Second, central banks have been pursuing policies that favor banks using the central banks as a source of low cost financing. The result of this has been that banks have pledged most, if not all, their high quality collateral to the central banks.
With banks using so much central bank funding, investors in unsecured bank debt have become even more deeply subordinated than they normally would be. This increase in risk also drives up the interest rate that the investors need to be paid to compensate them for this risk.
Europe's banks have jumped on the August market rally to sell a type of debt that had been their main source of funding before the sovereign-debt crisis, but analysts warn that the recent rush doesn't signal a return to health, with some deals struggling to attract much demand.
Banks issuing euro-denominated senior, unsecured bonds-a type of debt backed by a bank's credit-worthiness rather than collateral-have raised €8 billion ($9.98 billion) this month, according to Société Générale data.
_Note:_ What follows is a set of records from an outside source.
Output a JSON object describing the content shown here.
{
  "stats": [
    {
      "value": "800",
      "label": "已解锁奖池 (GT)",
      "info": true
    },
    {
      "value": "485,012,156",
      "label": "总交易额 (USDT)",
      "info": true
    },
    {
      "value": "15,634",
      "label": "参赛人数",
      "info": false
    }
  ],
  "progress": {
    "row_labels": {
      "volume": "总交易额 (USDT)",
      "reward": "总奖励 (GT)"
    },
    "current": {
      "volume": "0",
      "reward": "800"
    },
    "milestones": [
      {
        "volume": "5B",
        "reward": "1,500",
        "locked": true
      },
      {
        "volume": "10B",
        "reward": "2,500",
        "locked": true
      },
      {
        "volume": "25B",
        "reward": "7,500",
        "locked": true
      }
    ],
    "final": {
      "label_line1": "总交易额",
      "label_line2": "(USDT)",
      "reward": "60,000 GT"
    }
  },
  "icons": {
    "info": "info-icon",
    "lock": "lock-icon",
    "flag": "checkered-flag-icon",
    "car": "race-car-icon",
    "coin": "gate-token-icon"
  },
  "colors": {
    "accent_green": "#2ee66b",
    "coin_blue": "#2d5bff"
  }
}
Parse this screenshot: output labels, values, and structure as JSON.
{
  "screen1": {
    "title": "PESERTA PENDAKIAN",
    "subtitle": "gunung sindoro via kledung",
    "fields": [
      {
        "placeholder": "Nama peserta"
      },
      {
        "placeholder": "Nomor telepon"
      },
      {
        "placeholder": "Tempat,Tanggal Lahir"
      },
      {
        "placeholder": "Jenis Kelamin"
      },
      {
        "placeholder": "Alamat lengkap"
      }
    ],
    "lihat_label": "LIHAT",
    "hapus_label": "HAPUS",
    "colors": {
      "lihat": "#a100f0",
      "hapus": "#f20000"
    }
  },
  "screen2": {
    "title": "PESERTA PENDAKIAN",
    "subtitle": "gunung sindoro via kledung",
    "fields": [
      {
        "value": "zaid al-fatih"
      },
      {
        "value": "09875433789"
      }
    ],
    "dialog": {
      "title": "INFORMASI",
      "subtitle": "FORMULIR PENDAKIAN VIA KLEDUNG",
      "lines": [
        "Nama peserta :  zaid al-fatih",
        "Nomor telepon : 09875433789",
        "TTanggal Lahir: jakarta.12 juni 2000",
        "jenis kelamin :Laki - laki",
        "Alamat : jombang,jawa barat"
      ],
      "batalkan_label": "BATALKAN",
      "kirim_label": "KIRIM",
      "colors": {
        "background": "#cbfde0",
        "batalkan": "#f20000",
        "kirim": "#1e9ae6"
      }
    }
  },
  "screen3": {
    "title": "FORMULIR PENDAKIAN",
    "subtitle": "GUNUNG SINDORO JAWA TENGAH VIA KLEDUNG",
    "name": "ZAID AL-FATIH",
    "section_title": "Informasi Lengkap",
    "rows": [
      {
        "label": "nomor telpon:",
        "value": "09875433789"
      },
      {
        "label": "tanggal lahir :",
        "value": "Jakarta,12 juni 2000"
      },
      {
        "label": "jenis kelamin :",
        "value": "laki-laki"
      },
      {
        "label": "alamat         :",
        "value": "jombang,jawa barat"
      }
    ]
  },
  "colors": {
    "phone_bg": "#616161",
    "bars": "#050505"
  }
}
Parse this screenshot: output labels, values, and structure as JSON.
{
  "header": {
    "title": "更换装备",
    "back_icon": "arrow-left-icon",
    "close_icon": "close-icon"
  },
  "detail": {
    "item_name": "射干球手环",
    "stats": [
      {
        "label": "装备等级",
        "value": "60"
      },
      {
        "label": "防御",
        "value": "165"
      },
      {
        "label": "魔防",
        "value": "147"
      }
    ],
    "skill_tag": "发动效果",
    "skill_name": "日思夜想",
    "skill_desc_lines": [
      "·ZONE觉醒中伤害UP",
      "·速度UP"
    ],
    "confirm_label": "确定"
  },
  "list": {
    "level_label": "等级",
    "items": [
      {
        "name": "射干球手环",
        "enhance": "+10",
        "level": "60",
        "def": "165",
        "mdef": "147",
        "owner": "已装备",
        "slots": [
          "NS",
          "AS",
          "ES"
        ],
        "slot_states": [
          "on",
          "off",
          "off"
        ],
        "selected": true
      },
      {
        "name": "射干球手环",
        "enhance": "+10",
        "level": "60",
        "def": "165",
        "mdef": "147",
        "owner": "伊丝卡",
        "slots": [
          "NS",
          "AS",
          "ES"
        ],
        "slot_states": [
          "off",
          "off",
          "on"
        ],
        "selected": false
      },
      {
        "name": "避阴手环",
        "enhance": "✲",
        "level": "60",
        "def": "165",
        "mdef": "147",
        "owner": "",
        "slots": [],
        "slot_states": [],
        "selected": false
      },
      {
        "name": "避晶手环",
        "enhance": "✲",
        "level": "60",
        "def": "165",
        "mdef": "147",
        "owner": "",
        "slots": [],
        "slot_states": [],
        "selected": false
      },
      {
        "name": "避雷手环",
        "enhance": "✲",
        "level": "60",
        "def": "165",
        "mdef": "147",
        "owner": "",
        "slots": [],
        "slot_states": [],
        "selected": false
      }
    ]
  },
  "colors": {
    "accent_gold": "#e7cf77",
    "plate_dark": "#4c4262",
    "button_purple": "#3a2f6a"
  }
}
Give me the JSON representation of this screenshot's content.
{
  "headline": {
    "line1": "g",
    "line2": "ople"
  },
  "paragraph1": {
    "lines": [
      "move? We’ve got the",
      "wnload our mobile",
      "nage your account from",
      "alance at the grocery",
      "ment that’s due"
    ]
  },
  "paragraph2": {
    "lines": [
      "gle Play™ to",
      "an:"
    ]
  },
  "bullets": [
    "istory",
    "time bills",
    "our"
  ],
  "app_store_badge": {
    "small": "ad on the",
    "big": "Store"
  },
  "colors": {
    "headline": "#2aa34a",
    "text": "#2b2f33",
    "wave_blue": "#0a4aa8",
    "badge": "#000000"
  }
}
That compares with nothing last August, and just €4.5 billion the year before, the data show.....
And with banks repaying bondholders at a faster rate than they are selling new debt, investors are finding themselves flush with cash that they urgently need to put to work, boosting the appeal for banks to sell bonds....One of the under-appreciated features of setting up funds to invest in specific types of securities is that regardless of what is happening in the market for these securities, these funds will continue to invest so long as they have investable cash.
Managers of these funds say they continue to invest regardless of the risk of the securities because their investors have made the asset allocation decision and want exposure to these securities.
More cynically, managers of these funds invest because telling their investors that they are blindly betting with the investors' cash would not be good for job security.
The recent string of bond deals also shows only the biggest names among Europe's banks have the trust of investors. "We've seen a lot of issuance but it has been top-tier institutions coming to market," Roberto Henriques, a bank credit analyst at J.P. Morgan Chase & Co., said....Actually, this reflects the belief that the biggest banks are Too Big to Fail and the investors will be bailed out.